Quote:
Originally Posted by csegau
Hi all,
i am finding it difficult to handle multiline pattern matching. problem is like this.
|
csegau, I understood that your files have similar structure to this:
Code:
# Name Age
1 Alice 25
2 Bob 26
3 Carol 25
4 ThePersonT26
hatHasAVer
yLongName
5 Dave 26
and you're having a problem for example searching all names that contain "Very". Am I correct?
If the first field is empty for all continuation lines, then this is quite easy to solve using awk. GNU awk versions 2.1.3 and later do have a facility that makes this much easier, but it's not too hard with any awk -- this is for any awk:
Code:
awk 'BEGIN { RS="[\t\n\v\f\r ]*[\r\n]+"
FS="\n"
OFS="\t"
col[1] = 1; len[1] = 2
col[2] = 3; len[2] = 10
col[3] = 13; len[3] = 2
cols = 3
row = 1
}
{ if (substr($0, col[1], len[1]) ~ /^[\t ]*$/)
for (i = 1; i <= cols; i++)
field[i] = field[i] substr($0, col[i], len[i])
else {
row = NR
for (i = 1; i <= cols; i++)
field[i] = substr($0, col[i], len[i])
}
NF = cols
for (i = 1; i <= cols; i++) $i = field[i]
}
# Now you can use $1 .. $cols (or field[1] to field[cols]).

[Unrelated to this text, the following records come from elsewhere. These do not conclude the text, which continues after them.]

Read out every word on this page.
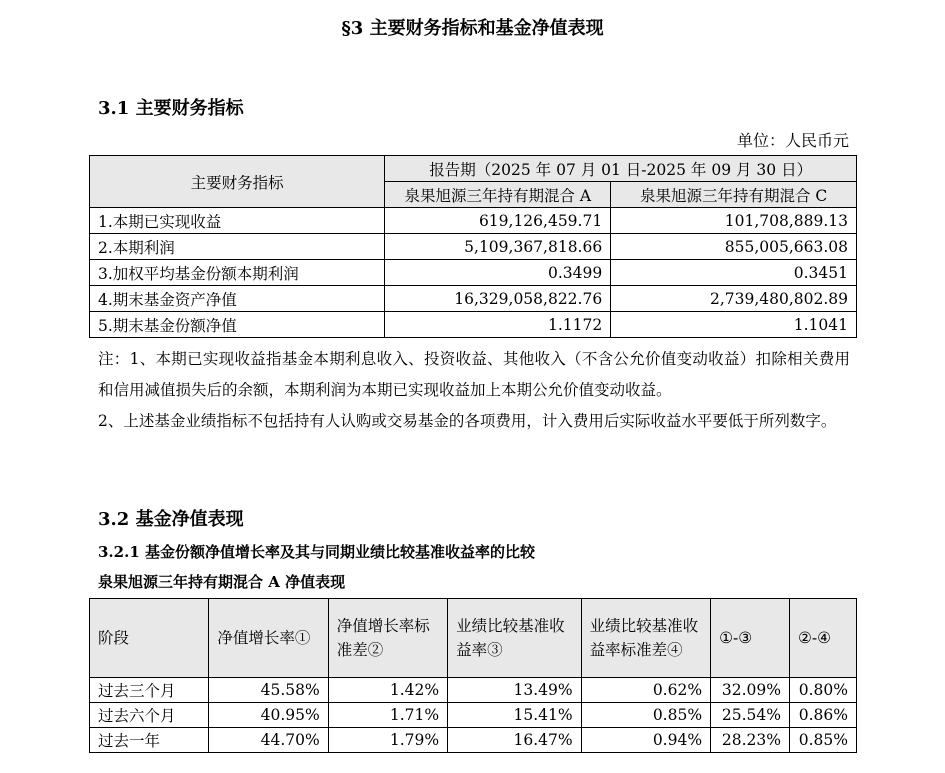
§3 主要财务指标和基金净值表现
3.1 主要财务指标
单位：人民币元
主要财务指标	报告期（2025 年 07 月 01 日-2025 年 09 月 30 日）	
	泉果旭源三年持有期混合 A	泉果旭源三年持有期混合 C
1.本期已实现收益	619,126,459.71	101,708,889.13
2.本期利润	5,109,367,818.66	855,005,663.08
3.加权平均基金份额本期利润	0.3499	0.3451
4.期末基金资产净值	16,329,058,822.76	2,739,480,802.89
5.期末基金份额净值	1.1172	1.1041

注：1、本期已实现收益指基金本期利息收入、投资收益、其他收入（不含公允价值变动收益）扣除相关费用和信用减值损失后的余额，本期利润为本期已实现收益加上本期公允价值变动收益。

2、上述基金业绩指标不包括持有人认购或交易基金的各项费用，计入费用后实际收益水平要低于所列数字。

3.2 基金净值表现
3.2.1 基金份额净值增长率及其与同期业绩比较基准收益率的比较
泉果旭源三年持有期混合 A 净值表现
阶段	净值增长率①	净值增长率标准差②	业绩比较基准收益率③	业绩比较基准收益率标准差④	①-③	②-④
过去三个月	45.58%	1.42%	13.49%	0.62%	32.09%	0.80%
过去六个月	40.95%	1.71%	15.41%	0.85%	25.54%	0.86%
过去一年	44.70%	1.79%	16.47%	0.94%	28.23%	0.85%
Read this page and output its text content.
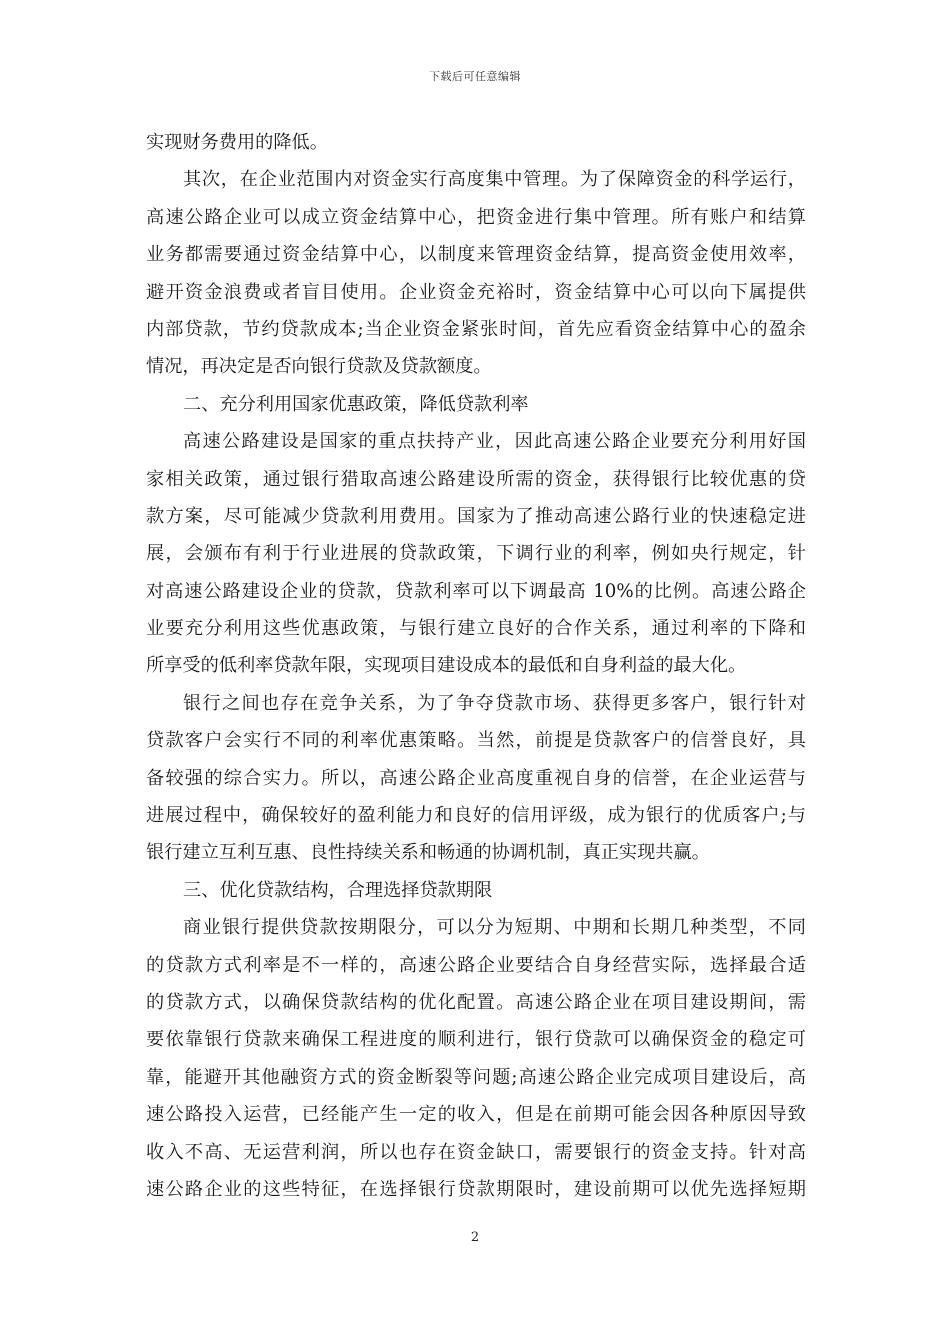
下载后可任意编辑
实现财务费用的降低。
其次，在企业范围内对资金实行高度集中管理。为了保障资金的科学运行，
高速公路企业可以成立资金结算中心，把资金进行集中管理。所有账户和结算
业务都需要通过资金结算中心，以制度来管理资金结算，提高资金使用效率，
避开资金浪费或者盲目使用。企业资金充裕时，资金结算中心可以向下属提供
内部贷款，节约贷款成本;当企业资金紧张时间，首先应看资金结算中心的盈余
情况，再决定是否向银行贷款及贷款额度。
二、充分利用国家优惠政策，降低贷款利率
高速公路建设是国家的重点扶持产业，因此高速公路企业要充分利用好国
家相关政策，通过银行猎取高速公路建设所需的资金，获得银行比较优惠的贷
款方案，尽可能减少贷款利用费用。国家为了推动高速公路行业的快速稳定进
展，会颁布有利于行业进展的贷款政策，下调行业的利率，例如央行规定，针
对高速公路建设企业的贷款，贷款利率可以下调最高 10%的比例。高速公路企
业要充分利用这些优惠政策，与银行建立良好的合作关系，通过利率的下降和
所享受的低利率贷款年限，实现项目建设成本的最低和自身利益的最大化。
银行之间也存在竞争关系，为了争夺贷款市场、获得更多客户，银行针对
贷款客户会实行不同的利率优惠策略。当然，前提是贷款客户的信誉良好，具
备较强的综合实力。所以，高速公路企业高度重视自身的信誉，在企业运营与
进展过程中，确保较好的盈利能力和良好的信用评级，成为银行的优质客户;与
银行建立互利互惠、良性持续关系和畅通的协调机制，真正实现共赢。
三、优化贷款结构，合理选择贷款期限
商业银行提供贷款按期限分，可以分为短期、中期和长期几种类型，不同
的贷款方式利率是不一样的，高速公路企业要结合自身经营实际，选择最合适
的贷款方式，以确保贷款结构的优化配置。高速公路企业在项目建设期间，需
要依靠银行贷款来确保工程进度的顺利进行，银行贷款可以确保资金的稳定可
靠，能避开其他融资方式的资金断裂等问题;高速公路企业完成项目建设后，高
速公路投入运营，已经能产生一定的收入，但是在前期可能会因各种原因导致
收入不高、无运营利润，所以也存在资金缺口，需要银行的资金支持。针对高
速公路企业的这些特征，在选择银行贷款期限时，建设前期可以优先选择短期
2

# The starting row is in variable 'row'.
$2 ~ /Very/ { print $0 }
'
The second to last line checks if the second logical field contains Very, and if so, prints the entire record with tabs between each field (since OFS is a tab).

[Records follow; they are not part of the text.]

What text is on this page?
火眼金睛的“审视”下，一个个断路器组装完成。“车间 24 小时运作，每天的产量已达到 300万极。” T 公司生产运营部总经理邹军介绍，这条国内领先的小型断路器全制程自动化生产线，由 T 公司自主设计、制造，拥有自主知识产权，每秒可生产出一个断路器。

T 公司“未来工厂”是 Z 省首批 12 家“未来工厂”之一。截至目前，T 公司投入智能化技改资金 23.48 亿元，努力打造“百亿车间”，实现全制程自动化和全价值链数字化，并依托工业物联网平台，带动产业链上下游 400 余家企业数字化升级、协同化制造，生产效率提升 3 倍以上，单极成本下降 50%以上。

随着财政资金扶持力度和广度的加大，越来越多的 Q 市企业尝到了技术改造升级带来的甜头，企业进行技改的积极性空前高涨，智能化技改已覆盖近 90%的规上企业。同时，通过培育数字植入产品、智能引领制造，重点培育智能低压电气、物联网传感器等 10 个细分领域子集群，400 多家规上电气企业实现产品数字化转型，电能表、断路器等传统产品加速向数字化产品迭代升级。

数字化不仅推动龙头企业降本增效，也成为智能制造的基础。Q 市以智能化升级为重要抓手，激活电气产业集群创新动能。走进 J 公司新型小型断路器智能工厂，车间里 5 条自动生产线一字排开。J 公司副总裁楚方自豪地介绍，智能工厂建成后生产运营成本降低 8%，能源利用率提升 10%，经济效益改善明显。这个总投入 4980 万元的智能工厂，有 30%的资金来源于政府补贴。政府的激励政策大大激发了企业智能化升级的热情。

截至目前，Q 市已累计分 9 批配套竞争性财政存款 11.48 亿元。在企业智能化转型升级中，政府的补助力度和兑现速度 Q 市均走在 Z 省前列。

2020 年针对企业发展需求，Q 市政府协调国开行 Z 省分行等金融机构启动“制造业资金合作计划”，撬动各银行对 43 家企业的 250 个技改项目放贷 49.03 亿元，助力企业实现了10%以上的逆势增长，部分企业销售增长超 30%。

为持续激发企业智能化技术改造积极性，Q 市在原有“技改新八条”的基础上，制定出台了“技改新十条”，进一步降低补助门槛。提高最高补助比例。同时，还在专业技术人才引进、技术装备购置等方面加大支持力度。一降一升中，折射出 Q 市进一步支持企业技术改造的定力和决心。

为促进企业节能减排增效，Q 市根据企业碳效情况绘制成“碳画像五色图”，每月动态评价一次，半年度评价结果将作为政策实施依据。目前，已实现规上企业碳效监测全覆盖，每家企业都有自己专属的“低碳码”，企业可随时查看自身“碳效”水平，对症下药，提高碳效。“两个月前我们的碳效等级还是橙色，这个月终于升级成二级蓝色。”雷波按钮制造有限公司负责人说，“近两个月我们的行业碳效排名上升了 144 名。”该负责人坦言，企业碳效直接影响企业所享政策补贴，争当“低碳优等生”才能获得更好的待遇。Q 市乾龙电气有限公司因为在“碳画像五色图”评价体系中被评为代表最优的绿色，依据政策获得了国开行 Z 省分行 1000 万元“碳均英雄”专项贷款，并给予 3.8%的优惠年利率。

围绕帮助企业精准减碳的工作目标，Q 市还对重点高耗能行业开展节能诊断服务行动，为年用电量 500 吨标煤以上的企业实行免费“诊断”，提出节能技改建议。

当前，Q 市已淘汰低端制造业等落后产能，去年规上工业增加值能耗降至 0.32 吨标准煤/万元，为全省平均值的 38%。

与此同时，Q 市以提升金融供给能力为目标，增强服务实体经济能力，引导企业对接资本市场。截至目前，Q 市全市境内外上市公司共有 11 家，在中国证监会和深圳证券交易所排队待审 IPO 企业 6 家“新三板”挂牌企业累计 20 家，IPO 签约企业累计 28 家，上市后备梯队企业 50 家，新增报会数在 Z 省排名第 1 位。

Another alternative is to reconstruct the data, using e.g. tabs \t or pipes | as the field separator:
Code:
awk '
BEGIN { RS="[\t\n\v\f\r ]*[\r\n]+"
FS="\n"
OFS="\t"
col[1] = 1; len[1] = 2
col[2] = 3; len[2] = 10
col[3] = 13; len[3] = 2
cols = 3
row = 0
}
{ if (substr($0, col[1], len[1]) ~ /^[\t ]*$/)

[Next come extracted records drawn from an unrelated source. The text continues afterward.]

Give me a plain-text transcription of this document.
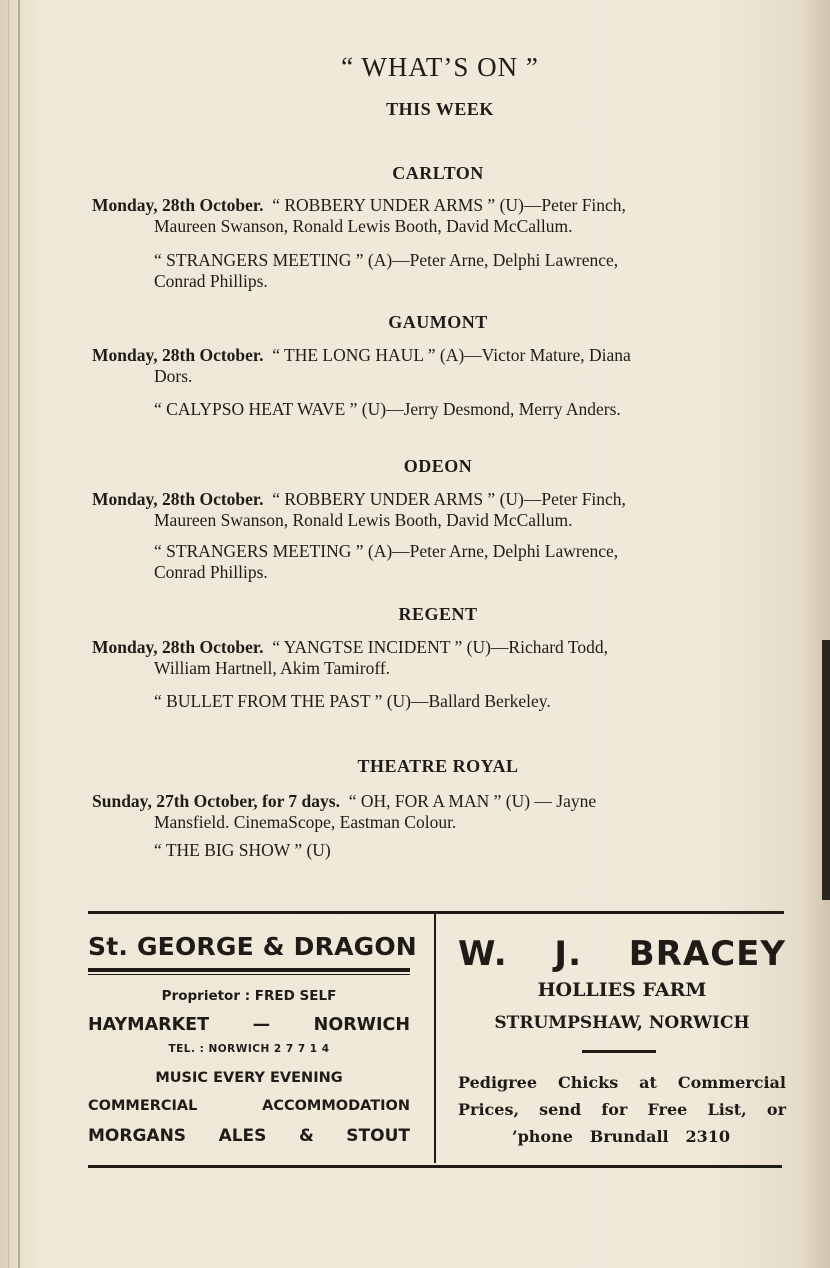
“ WHAT’S ON ”
THIS WEEK
CARLTON
Monday, 28th October. “ ROBBERY UNDER ARMS ” (U)—Peter Finch,
Maureen Swanson, Ronald Lewis Booth, David McCallum.
“ STRANGERS MEETING ” (A)—Peter Arne, Delphi Lawrence,
Conrad Phillips.
GAUMONT
Monday, 28th October. “ THE LONG HAUL ” (A)—Victor Mature, Diana
Dors.
“ CALYPSO HEAT WAVE ” (U)—Jerry Desmond, Merry Anders.
ODEON
Monday, 28th October. “ ROBBERY UNDER ARMS ” (U)—Peter Finch,
Maureen Swanson, Ronald Lewis Booth, David McCallum.
“ STRANGERS MEETING ” (A)—Peter Arne, Delphi Lawrence,
Conrad Phillips.
REGENT
Monday, 28th October. “ YANGTSE INCIDENT ” (U)—Richard Todd,
William Hartnell, Akim Tamiroff.
“ BULLET FROM THE PAST ” (U)—Ballard Berkeley.
THEATRE ROYAL
Sunday, 27th October, for 7 days. “ OH, FOR A MAN ” (U) — Jayne
Mansfield. CinemaScope, Eastman Colour.
“ THE BIG SHOW ” (U)
St. GEORGE & DRAGON
Proprietor : FRED SELF
HAYMARKET — NORWICH
TEL. : NORWICH 2 7 7 1 4
MUSIC EVERY EVENING
COMMERCIAL ACCOMMODATION
MORGANS ALES & STOUT
W. J. BRACEY
HOLLIES FARM
STRUMPSHAW, NORWICH
Pedigree Chicks at Commercial
Prices, send for Free List, or
’phone Brundall 2310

for (i = 1; i <= cols; i++)
field[i] = field[i] substr($0, col[i], len[i])
else {
if (row) {
printf("%s", field[1])
for (i = 2; i <= cols; i++)
printf("%s%s", OFS, field[i])
printf("\n")
}
row = NR
for (i = 1; i <= cols; i++)
field[i] = substr($0, col[i], len[i])
}
}
END { if (row) {
printf("%s", field[1])
for (i = 2; i <= cols; i++)
printf("%s%s", OFS, field[i])
printf("\n")
}
}'
Since the latter script will merge all split fields, you can use grep or sed on the output.
Hope this helps.